One Or Two On Sale
Tuesday. To bed just before ten, but then spent time reading an article in Vanity Fair about the current cyber wars, the people and precursors that led to the Stuxnet virus attack on Iran and the various unintended consequences and problems it's created. Interesting, would have been even more so years ago when I was still an IT troll, but interesting enough to get me reading.
This late night reading (late for me, anyway) resulted in getting up almost an hour after the alarm before heading out to breakfast, feeding the meter for an extra hour to make amends. Which happens. A picture of two of the pandorea flowers as we now seem to do every morning and now back at the apartment on an overcast morning, my guitar lesson coming up in the afternoon.
Are you ready?
Only if I put in a couple of hours of necessary make up before I leave.
Later. The old funky ocular whatever came along in the later morning, so I crawled into bed and let it wind itself out, getting up just before two to let my guitar teacher know I'd be missing this afternoon's lesson. So much for trying an afternoon time slot.
You sure you just weren't prepared and didn't want to go?
Things were coming together by two, but I decided not to push it. And I was ready, as ready as I ever am. I bitch and moan more to push myself along than anything else. We're still making progress.
I often wonder. You can B.S. reasonably well when you feel a need.
Truth is better than fiction. A lesson generally learned later in life unless you're presentient or lucky.
Later still. From funky to relatively human, a walk over to the lake to turn right instead of left and walk down toward the fenced in area next to the bird sanctuary building to take a picture or two as I was walking, a walk then back over to Grand and home, stopping off at a café I've been in a couple of times to now try their advertised “organic” green tea ice cream. One must be familiar with the local ice cream, must one not?
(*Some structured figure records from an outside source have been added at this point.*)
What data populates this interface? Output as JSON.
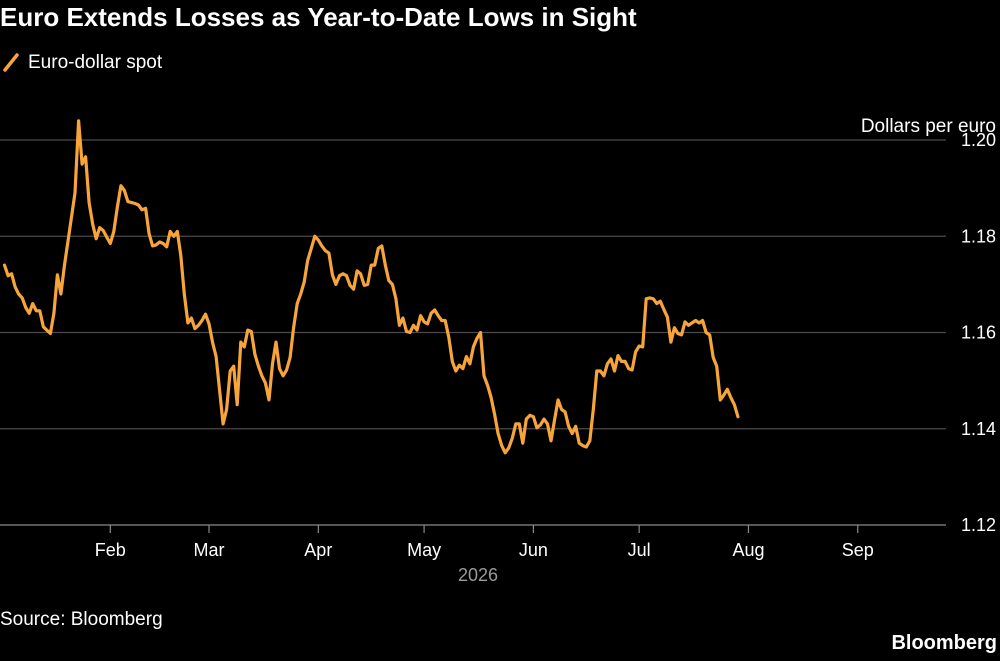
{
  "title": "Euro Extends Losses as Year-to-Date Lows in Sight",
  "source": "Source: Bloomberg",
  "brand": "Bloomberg",
  "colors": {
    "line": "#f7a53a",
    "grid": "#4a4a4a",
    "background": "#000000"
  },
  "chart_data": {
    "type": "line",
    "title": "Euro Extends Losses as Year-to-Date Lows in Sight",
    "ylabel": "Dollars per euro",
    "xlabel": "2026",
    "x_range": [
      "2026-01-01",
      "2026-09-30"
    ],
    "ylim": [
      1.12,
      1.2
    ],
    "yticks": [
      "1.20",
      "1.18",
      "1.16",
      "1.14",
      "1.12"
    ],
    "ytick_values": [
      1.2,
      1.18,
      1.16,
      1.14,
      1.12
    ],
    "xticks": [
      {
        "label": "Feb",
        "date": "2026-02-01"
      },
      {
        "label": "Mar",
        "date": "2026-03-01"
      },
      {
        "label": "Apr",
        "date": "2026-04-01"
      },
      {
        "label": "May",
        "date": "2026-05-01"
      },
      {
        "label": "Jun",
        "date": "2026-06-01"
      },
      {
        "label": "Jul",
        "date": "2026-07-01"
      },
      {
        "label": "Aug",
        "date": "2026-08-01"
      },
      {
        "label": "Sep",
        "date": "2026-09-01"
      }
    ],
    "grid": true,
    "legend_position": "top-left",
    "series": [
      {
        "name": "Euro-dollar spot",
        "color": "#f7a53a",
        "points": [
          [
            "2026-01-02",
            1.174
          ],
          [
            "2026-01-03",
            1.1718
          ],
          [
            "2026-01-04",
            1.1722
          ],
          [
            "2026-01-05",
            1.1695
          ],
          [
            "2026-01-06",
            1.168
          ],
          [
            "2026-01-07",
            1.1672
          ],
          [
            "2026-01-08",
            1.1652
          ],
          [
            "2026-01-09",
            1.164
          ],
          [
            "2026-01-10",
            1.166
          ],
          [
            "2026-01-11",
            1.1645
          ],
          [
            "2026-01-12",
            1.1645
          ],
          [
            "2026-01-13",
            1.1612
          ],
          [
            "2026-01-14",
            1.1605
          ],
          [
            "2026-01-15",
            1.1598
          ],
          [
            "2026-01-16",
            1.164
          ],
          [
            "2026-01-17",
            1.172
          ],
          [
            "2026-01-18",
            1.168
          ],
          [
            "2026-01-19",
            1.174
          ],
          [
            "2026-01-20",
            1.179
          ],
          [
            "2026-01-21",
            1.184
          ],
          [
            "2026-01-22",
            1.189
          ],
          [
            "2026-01-23",
            1.204
          ],
          [
            "2026-01-24",
            1.195
          ],
          [
            "2026-01-25",
            1.1965
          ],
          [
            "2026-01-26",
            1.187
          ],
          [
            "2026-01-27",
            1.1825
          ],
          [
            "2026-01-28",
            1.1795
          ],
          [
            "2026-01-29",
            1.1818
          ],
          [
            "2026-01-30",
            1.1812
          ],
          [
            "2026-01-31",
            1.1798
          ],
          [
            "2026-02-01",
            1.1785
          ],
          [
            "2026-02-02",
            1.181
          ],
          [
            "2026-02-03",
            1.186
          ],
          [
            "2026-02-04",
            1.1905
          ],
          [
            "2026-02-05",
            1.1895
          ],
          [
            "2026-02-06",
            1.1872
          ],
          [
            "2026-02-07",
            1.187
          ],
          [
            "2026-02-08",
            1.1868
          ],
          [
            "2026-02-09",
            1.1865
          ],
          [
            "2026-02-10",
            1.1855
          ],
          [
            "2026-02-11",
            1.1858
          ],
          [
            "2026-02-12",
            1.1805
          ],
          [
            "2026-02-13",
            1.178
          ],
          [
            "2026-02-14",
            1.1782
          ],
          [
            "2026-02-15",
            1.1788
          ],
          [
            "2026-02-16",
            1.1785
          ],
          [
            "2026-02-17",
            1.1778
          ],
          [
            "2026-02-18",
            1.181
          ],
          [
            "2026-02-19",
            1.18
          ],
          [
            "2026-02-20",
            1.181
          ],
          [
            "2026-02-21",
            1.176
          ],
          [
            "2026-02-22",
            1.168
          ],
          [
            "2026-02-23",
            1.162
          ],
          [
            "2026-02-24",
            1.163
          ],
          [
            "2026-02-25",
            1.1608
          ],
          [
            "2026-02-26",
            1.1615
          ],
          [
            "2026-02-27",
            1.1625
          ],
          [
            "2026-02-28",
            1.1638
          ],
          [
            "2026-03-01",
            1.1618
          ],
          [
            "2026-03-02",
            1.158
          ],
          [
            "2026-03-03",
            1.155
          ],
          [
            "2026-03-04",
            1.148
          ],
          [
            "2026-03-05",
            1.141
          ],
          [
            "2026-03-06",
            1.144
          ],
          [
            "2026-03-07",
            1.152
          ],
          [
            "2026-03-08",
            1.153
          ],
          [
            "2026-03-09",
            1.145
          ],
          [
            "2026-03-10",
            1.158
          ],
          [
            "2026-03-11",
            1.157
          ],
          [
            "2026-03-12",
            1.1605
          ],
          [
            "2026-03-13",
            1.1602
          ],
          [
            "2026-03-14",
            1.1555
          ],
          [
            "2026-03-15",
            1.153
          ],
          [
            "2026-03-16",
            1.151
          ],
          [
            "2026-03-17",
            1.1495
          ],
          [
            "2026-03-18",
            1.146
          ],
          [
            "2026-03-19",
            1.1535
          ],
          [
            "2026-03-20",
            1.158
          ],
          [
            "2026-03-21",
            1.1525
          ],
          [
            "2026-03-22",
            1.151
          ],
          [
            "2026-03-23",
            1.1522
          ],
          [
            "2026-03-24",
            1.1548
          ],
          [
            "2026-03-25",
            1.161
          ],
          [
            "2026-03-26",
            1.166
          ],
          [
            "2026-03-27",
            1.168
          ],
          [
            "2026-03-28",
            1.1705
          ],
          [
            "2026-03-29",
            1.175
          ],
          [
            "2026-03-30",
            1.1775
          ],
          [
            "2026-03-31",
            1.18
          ],
          [
            "2026-04-01",
            1.1792
          ],
          [
            "2026-04-02",
            1.178
          ],
          [
            "2026-04-03",
            1.177
          ],
          [
            "2026-04-04",
            1.1765
          ],
          [
            "2026-04-05",
            1.172
          ],
          [
            "2026-04-06",
            1.17
          ],
          [
            "2026-04-07",
            1.1718
          ],
          [
            "2026-04-08",
            1.1722
          ],
          [
            "2026-04-09",
            1.1718
          ],
          [
            "2026-04-10",
            1.1698
          ],
          [
            "2026-04-11",
            1.169
          ],
          [
            "2026-04-12",
            1.1728
          ],
          [
            "2026-04-13",
            1.1722
          ],
          [
            "2026-04-14",
            1.1698
          ],
          [
            "2026-04-15",
            1.17
          ],
          [
            "2026-04-16",
            1.174
          ],
          [
            "2026-04-17",
            1.174
          ],
          [
            "2026-04-18",
            1.1775
          ],
          [
            "2026-04-19",
            1.178
          ],
          [
            "2026-04-20",
            1.174
          ],
          [
            "2026-04-21",
            1.1708
          ],
          [
            "2026-04-22",
            1.17
          ],
          [
            "2026-04-23",
            1.167
          ],
          [
            "2026-04-24",
            1.1615
          ],
          [
            "2026-04-25",
            1.163
          ],
          [
            "2026-04-26",
            1.1602
          ],
          [
            "2026-04-27",
            1.16
          ],
          [
            "2026-04-28",
            1.1615
          ],
          [
            "2026-04-29",
            1.1605
          ],
          [
            "2026-04-30",
            1.1635
          ],
          [
            "2026-05-01",
            1.1622
          ],
          [
            "2026-05-02",
            1.1618
          ],
          [
            "2026-05-03",
            1.164
          ],
          [
            "2026-05-04",
            1.1647
          ],
          [
            "2026-05-05",
            1.1635
          ],
          [
            "2026-05-06",
            1.1625
          ],
          [
            "2026-05-07",
            1.1625
          ],
          [
            "2026-05-08",
            1.159
          ],
          [
            "2026-05-09",
            1.154
          ],
          [
            "2026-05-10",
            1.152
          ],
          [
            "2026-05-11",
            1.1532
          ],
          [
            "2026-05-12",
            1.1525
          ],
          [
            "2026-05-13",
            1.155
          ],
          [
            "2026-05-14",
            1.1535
          ],
          [
            "2026-05-15",
            1.157
          ],
          [
            "2026-05-16",
            1.1588
          ],
          [
            "2026-05-17",
            1.16
          ],
          [
            "2026-05-18",
            1.151
          ],
          [
            "2026-05-19",
            1.149
          ],
          [
            "2026-05-20",
            1.1465
          ],
          [
            "2026-05-21",
            1.143
          ],
          [
            "2026-05-22",
            1.139
          ],
          [
            "2026-05-23",
            1.1365
          ],
          [
            "2026-05-24",
            1.135
          ],
          [
            "2026-05-25",
            1.136
          ],
          [
            "2026-05-26",
            1.138
          ],
          [
            "2026-05-27",
            1.141
          ],
          [
            "2026-05-28",
            1.141
          ],
          [
            "2026-05-29",
            1.137
          ],
          [
            "2026-05-30",
            1.142
          ],
          [
            "2026-05-31",
            1.1428
          ],
          [
            "2026-06-01",
            1.1425
          ],
          [
            "2026-06-02",
            1.1402
          ],
          [
            "2026-06-03",
            1.1408
          ],
          [
            "2026-06-04",
            1.142
          ],
          [
            "2026-06-05",
            1.141
          ],
          [
            "2026-06-06",
            1.1375
          ],
          [
            "2026-06-07",
            1.1418
          ],
          [
            "2026-06-08",
            1.146
          ],
          [
            "2026-06-09",
            1.144
          ],
          [
            "2026-06-10",
            1.1435
          ],
          [
            "2026-06-11",
            1.1405
          ],
          [
            "2026-06-12",
            1.139
          ],
          [
            "2026-06-13",
            1.1405
          ],
          [
            "2026-06-14",
            1.137
          ],
          [
            "2026-06-15",
            1.1365
          ],
          [
            "2026-06-16",
            1.1362
          ],
          [
            "2026-06-17",
            1.1375
          ],
          [
            "2026-06-18",
            1.144
          ],
          [
            "2026-06-19",
            1.152
          ],
          [
            "2026-06-20",
            1.152
          ],
          [
            "2026-06-21",
            1.151
          ],
          [
            "2026-06-22",
            1.1535
          ],
          [
            "2026-06-23",
            1.1545
          ],
          [
            "2026-06-24",
            1.152
          ],
          [
            "2026-06-25",
            1.1552
          ],
          [
            "2026-06-26",
            1.154
          ],
          [
            "2026-06-27",
            1.154
          ],
          [
            "2026-06-28",
            1.1525
          ],
          [
            "2026-06-29",
            1.1522
          ],
          [
            "2026-06-30",
            1.156
          ],
          [
            "2026-07-01",
            1.1572
          ],
          [
            "2026-07-02",
            1.157
          ],
          [
            "2026-07-03",
            1.167
          ],
          [
            "2026-07-04",
            1.1672
          ],
          [
            "2026-07-05",
            1.167
          ],
          [
            "2026-07-06",
            1.166
          ],
          [
            "2026-07-07",
            1.1665
          ],
          [
            "2026-07-08",
            1.1648
          ],
          [
            "2026-07-09",
            1.1632
          ],
          [
            "2026-07-10",
            1.158
          ],
          [
            "2026-07-11",
            1.161
          ],
          [
            "2026-07-12",
            1.1598
          ],
          [
            "2026-07-13",
            1.1595
          ],
          [
            "2026-07-14",
            1.1622
          ],
          [
            "2026-07-15",
            1.1615
          ],
          [
            "2026-07-16",
            1.162
          ],
          [
            "2026-07-17",
            1.1625
          ],
          [
            "2026-07-18",
            1.162
          ],
          [
            "2026-07-19",
            1.1625
          ],
          [
            "2026-07-20",
            1.16
          ],
          [
            "2026-07-21",
            1.1595
          ],
          [
            "2026-07-22",
            1.1548
          ],
          [
            "2026-07-23",
            1.153
          ],
          [
            "2026-07-24",
            1.146
          ],
          [
            "2026-07-25",
            1.147
          ],
          [
            "2026-07-26",
            1.1482
          ],
          [
            "2026-07-27",
            1.1465
          ],
          [
            "2026-07-28",
            1.145
          ],
          [
            "2026-07-29",
            1.1425
          ]
        ]
      }
    ]
  }
}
Diddle-dee-dot?
Some pictures using the new 80-400mm lens. I must admit I'm using it more often than I thought I would, I'm tempted to try it for people at a parade. More than tempted. But we'll see. Probably soon.
The lake itself was full of geese, I probably passed close to a thousand (well, maybe more like six hundred, which is a lot) as I was walking. Basically the lake has been populated so far these last two months with geese, seagulls, cormorants, Snowy Egrets and Black-Crowned Night Herons, just a few egrets and Night-Herons. The trees on the small islands just off the shore were full of nesting cormorants. Not sure how many of those heads sticking up out of the nests were adults or cormorant-lings chicks.
Evening. Another Maigret I haven't seen before at six, the same routine where he questions people who are genuinely offended and hostile they're being questioned, who seem insulted an inspector would ask questions in a murder case. I think of it as a cultural thing (set in 1950's France - I'm pretty sure it's set in the 50's, given the time frame and references to the Second World War), at least to my totally untutored eyes, a time and place when anyone in any position of authority, especially police, were leaches and crooks preying on the downtrodden.
Certainly not something that would happen here in 21st Century urban America. Distrust the police? My goodness gracious!
Absolutely, as enlightened as we old middle class white men certainly are. Maybe this is just the particular conceit of the Maigret stories, some of which I've seen on television, none of which I've read and, as I'm writing this drivel, something I realize could be easily corrected.
Amazon?
I won't admit to Amazon, although I'm guilty. I suggest Walden Pond, the local used book store tomorrow morning. I'm willing to bet they'll have one or two on sale.